The obvious analogy is "detonating a nuclear bomb will ignite the atmosphere", which was conclusively falsified on July 16, 1945 when a nuclear bomb was detonated and did not ignite the atmosphere.

Obviously, if you think that there's a substantial chance of your test destroying the world, you might choose not to perform the test until you have some form of insurance (e.g. perform the nuclear test on Titan, so that if it destroys the world nobody's living there), but that's very different from being theoretically unfalsifiable.

Expand full comment

Even if an idea is theoretically falsifiable, if it's practically unfalsifiable (because going to Titan is impractical or whatever) then we can't perform scientific research on that idea.

Expand full comment

That means quite large chunk of astrophysics and string theory cannot be researched?

Expand full comment

That is, indeed, correct. Much of modern cosmology appears to be metaphysics and not science. The catch is, sometimes metaphysics can be turned into physics....but you don't know until the theories are fully developed.

Consider, e.g., Quantum Physics. Currently there is no way of choosing between the EWG multi-world hypothesis and the Copenhagen interpretation. They produce the exact same results everywhere we can look. Really, at the moment, choosing between them is a matter of taste. But it may someday become possible to choose between them based on evidence.

Similarly, models of how AI will develop aren't at a state where their predictions are validateable. There's too much hand-waving over details. But they have a very strong potential of becoming validatable. (Of course, we might never build a strong AGI for some reason or other, in which case they would never be put to the test.) So, yes, currently those predictions tell you as much about the taste of the predictor as how things will eventually turn out. They are currently metaphysics. But they can be turned into science by careful development and experimentation. Or they might just be engineering guidelines, as we rush ahead into uncharted territory. (That last is my bet.) But engineering guidelines are useful, even if they aren't as trustworthy as actual scientific results.

Expand full comment

Part of the point of Goodman's "grue" concept is that it shows that this naive conception of "falsification" isn't going to do your work of determining between "scientific" and "unscientific" theories.

Expand full comment
Jan 16·edited Jan 16

Or maybe it does, and there are just a lot of things that people claim to be scientific that aren’t.

We want to believe that empirical science can determine what is rational, but what if it can’t?

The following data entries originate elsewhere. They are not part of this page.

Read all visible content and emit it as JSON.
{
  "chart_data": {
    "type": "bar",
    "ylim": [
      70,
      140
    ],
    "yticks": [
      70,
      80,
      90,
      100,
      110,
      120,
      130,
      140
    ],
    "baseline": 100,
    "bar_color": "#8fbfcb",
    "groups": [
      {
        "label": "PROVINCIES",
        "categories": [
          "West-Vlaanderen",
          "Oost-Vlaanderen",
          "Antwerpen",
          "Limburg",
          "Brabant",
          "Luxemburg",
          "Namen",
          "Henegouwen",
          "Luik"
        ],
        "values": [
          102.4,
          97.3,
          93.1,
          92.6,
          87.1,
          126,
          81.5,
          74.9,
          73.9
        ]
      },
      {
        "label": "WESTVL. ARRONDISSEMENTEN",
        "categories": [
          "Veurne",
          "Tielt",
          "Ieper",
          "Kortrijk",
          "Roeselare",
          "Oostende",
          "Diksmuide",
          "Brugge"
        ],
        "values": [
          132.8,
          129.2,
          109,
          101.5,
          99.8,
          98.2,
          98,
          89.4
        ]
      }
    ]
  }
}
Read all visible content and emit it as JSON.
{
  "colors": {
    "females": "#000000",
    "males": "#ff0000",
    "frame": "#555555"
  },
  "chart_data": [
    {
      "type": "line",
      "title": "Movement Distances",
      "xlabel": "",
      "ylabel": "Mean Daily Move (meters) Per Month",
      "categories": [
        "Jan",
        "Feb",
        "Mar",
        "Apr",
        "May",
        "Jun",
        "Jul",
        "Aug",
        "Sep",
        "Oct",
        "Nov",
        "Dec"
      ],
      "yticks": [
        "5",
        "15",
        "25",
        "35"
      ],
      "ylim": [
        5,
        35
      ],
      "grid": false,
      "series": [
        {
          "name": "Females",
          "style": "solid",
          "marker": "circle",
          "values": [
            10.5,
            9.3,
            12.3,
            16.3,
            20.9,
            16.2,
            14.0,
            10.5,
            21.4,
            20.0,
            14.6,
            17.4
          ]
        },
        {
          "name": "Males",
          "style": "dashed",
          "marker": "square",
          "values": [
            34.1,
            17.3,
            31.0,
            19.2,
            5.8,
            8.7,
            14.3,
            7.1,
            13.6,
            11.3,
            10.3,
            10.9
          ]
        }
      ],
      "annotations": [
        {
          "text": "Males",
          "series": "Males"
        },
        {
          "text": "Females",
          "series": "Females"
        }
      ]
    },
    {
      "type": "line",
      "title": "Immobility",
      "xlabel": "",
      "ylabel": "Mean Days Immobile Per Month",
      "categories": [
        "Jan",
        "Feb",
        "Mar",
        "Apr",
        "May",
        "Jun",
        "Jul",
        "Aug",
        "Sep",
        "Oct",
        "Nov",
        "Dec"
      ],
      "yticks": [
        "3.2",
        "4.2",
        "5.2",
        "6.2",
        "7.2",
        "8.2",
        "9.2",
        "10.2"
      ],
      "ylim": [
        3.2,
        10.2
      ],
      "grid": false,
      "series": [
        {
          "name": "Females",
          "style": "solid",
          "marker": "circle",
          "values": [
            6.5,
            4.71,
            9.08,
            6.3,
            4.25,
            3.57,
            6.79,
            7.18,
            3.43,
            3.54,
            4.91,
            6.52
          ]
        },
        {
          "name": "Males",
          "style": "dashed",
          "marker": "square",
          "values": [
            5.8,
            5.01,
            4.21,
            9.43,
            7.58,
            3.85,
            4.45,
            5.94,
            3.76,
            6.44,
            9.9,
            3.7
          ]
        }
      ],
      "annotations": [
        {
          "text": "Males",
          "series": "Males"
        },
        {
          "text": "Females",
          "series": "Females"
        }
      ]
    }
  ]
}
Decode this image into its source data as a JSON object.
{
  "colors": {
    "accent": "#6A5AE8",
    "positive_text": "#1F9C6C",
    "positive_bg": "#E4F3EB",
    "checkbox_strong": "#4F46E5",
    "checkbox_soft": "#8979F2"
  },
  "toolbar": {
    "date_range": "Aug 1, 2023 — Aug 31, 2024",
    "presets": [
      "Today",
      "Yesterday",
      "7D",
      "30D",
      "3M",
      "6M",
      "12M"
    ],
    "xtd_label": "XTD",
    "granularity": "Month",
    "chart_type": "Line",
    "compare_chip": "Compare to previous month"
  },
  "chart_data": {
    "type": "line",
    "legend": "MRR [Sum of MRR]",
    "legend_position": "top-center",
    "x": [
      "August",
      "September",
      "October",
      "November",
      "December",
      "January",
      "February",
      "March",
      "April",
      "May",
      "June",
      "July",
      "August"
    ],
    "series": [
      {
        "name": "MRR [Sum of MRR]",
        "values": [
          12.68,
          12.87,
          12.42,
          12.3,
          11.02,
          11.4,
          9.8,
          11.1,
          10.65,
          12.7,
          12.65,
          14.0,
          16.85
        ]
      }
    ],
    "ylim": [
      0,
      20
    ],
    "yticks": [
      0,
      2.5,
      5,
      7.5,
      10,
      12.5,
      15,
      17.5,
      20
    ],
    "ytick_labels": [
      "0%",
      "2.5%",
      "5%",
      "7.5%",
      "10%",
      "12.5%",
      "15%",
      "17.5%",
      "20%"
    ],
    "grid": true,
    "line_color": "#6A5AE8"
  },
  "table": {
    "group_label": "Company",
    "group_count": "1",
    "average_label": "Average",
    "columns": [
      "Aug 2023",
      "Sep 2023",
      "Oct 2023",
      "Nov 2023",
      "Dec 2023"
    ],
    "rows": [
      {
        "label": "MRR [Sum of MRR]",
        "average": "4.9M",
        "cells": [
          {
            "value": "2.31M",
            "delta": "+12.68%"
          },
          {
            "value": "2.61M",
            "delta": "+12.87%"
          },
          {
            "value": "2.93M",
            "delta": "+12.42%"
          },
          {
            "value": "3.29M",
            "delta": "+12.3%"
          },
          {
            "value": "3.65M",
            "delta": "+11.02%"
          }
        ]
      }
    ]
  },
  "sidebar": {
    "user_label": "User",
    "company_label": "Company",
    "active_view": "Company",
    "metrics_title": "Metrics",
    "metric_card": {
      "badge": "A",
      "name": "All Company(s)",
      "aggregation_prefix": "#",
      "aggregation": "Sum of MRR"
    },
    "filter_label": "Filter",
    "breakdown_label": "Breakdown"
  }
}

The emperor has no clothes here: you have to start from classically logical axioms about the nature of the world, because being purely empirical and material can’t save you from irrational beliefs that cannot be tested!

Expand full comment

Seems like if we accept this view, then we must also accept that there are certain kinds of non scientific theories that are nevertheless crucially important. "Would a global thermonuclear war trigger a years long winter" is another one that can't be directly proved nor tested, and is in fact disputed, yet is obviously too important to write off entirely in our decision making. The null hypothesis, that a nuclear winter wouldn't happen, isn't particularly more scientific!

Expand full comment

Yes, the idea that proper science is empirical entails that certain conclusions might be probable or logical but are not empirical scientific hypotheses, and some of those things *could be* very important to know, assuming they have any validity at all.

The importance of a belief, unfortunately, doesn't imply that it's possible to use the scientific method to falsify it. It is very important—it would be revolutionary to everything we know about the universe!—to know whether or not fairies are real. But science does not have anything to say about fairies because they magically disappear whenever we attempt to measure them.

Expand full comment

The question of whether it will rain tomorrow also cannot be falsified until it occurs. Do you believe that all weather forecasters are engaged in pseudoscience?

Expand full comment

It does always make me angry when forecasts say there's 100% chance of rain. Such irrationally high confidence!

More seriously, weather forecasts have been tested over a huge number of cases of rain and not-rain so I feel like this analogy doesn't really work.

Expand full comment

The question at hand is about falsifiability. Sergei claims that predictions about AI are meaningless because they are unfalsifiable, which clearly proves too much.

The exact probabilities being given or models being used have nothing to do with falsifiability as a philosophical justification.

Expand full comment

I understand that. I'm saying these differ in the fact that weather forecast models have been tested repeatedly, whereas the question of superhuman AI has yet to reach a test. Weather forecasting is less "predictions about a unique future event" and more "statistical analysis of patterns in weather, applied to the recent patterns in weather".

Expand full comment
Jan 16·edited Jan 16

Weather forecasters have made thousands of "will it rain tomorrow" predictions in the past, which (I assume) overwhelmingly have come true. So presumably today's predictions about tomorrow, based on the same methodology in similar circumstances, will also come true.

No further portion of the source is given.